Kops left school at the age of 13 and worked at various odd jobs before beginning to write. He established himself with his first play, The Hamlet of Stepney Green (1959), a reversal of the family relationships depicted in William Shakespeare’s Hamlet, ending happily in an affirmation of the human spirit. Among his other plays were The Dream of Peter Mann (1960), an apocalyptic drama in which much of the action occurs as a dream, and Playing Sinatra (1991), which centres on a brother and sister obsessed with the legendary performer. Kops’s early life of poverty and his Jewish background informs much of his work, including Enter Solly Gold (1961), in which a con artist convinces a Jewish millionaire that he is the Messiah in order to steal his money, the surrealistic drama Ezra (produced 1981), based on the personality of the American poet Ezra Pound, and Dreams of Anne Frank (1998).

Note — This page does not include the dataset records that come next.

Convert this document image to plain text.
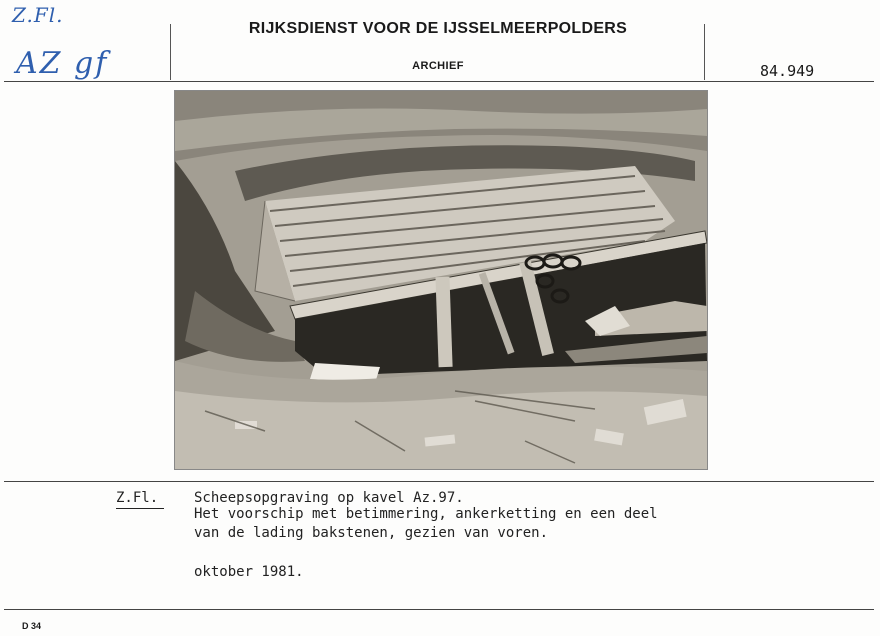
Z.Fl.
AZ gf
RIJKSDIENST VOOR DE IJSSELMEERPOLDERS
ARCHIEF	84.949
Z.Fl.	Scheepsopgraving op kavel Az.97.
Het voorschip met betimmering, ankerketting en een deel
van de lading bakstenen, gezien van voren.
oktober 1981.
D 34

Kops’s novels included Awake for Mourning (1958), The Dissent of Dominick Shapiro (1966), and The Odyssey of Samuel Glass (2012). He also wrote the autobiographies The World Is a Wedding (1963) and Shalom Bomb (2000) as well as several radio and television plays. Barricades in West Hampstead (1988) and Love, Death and Other Joys (2018) were among Kops’s many collections of poetry.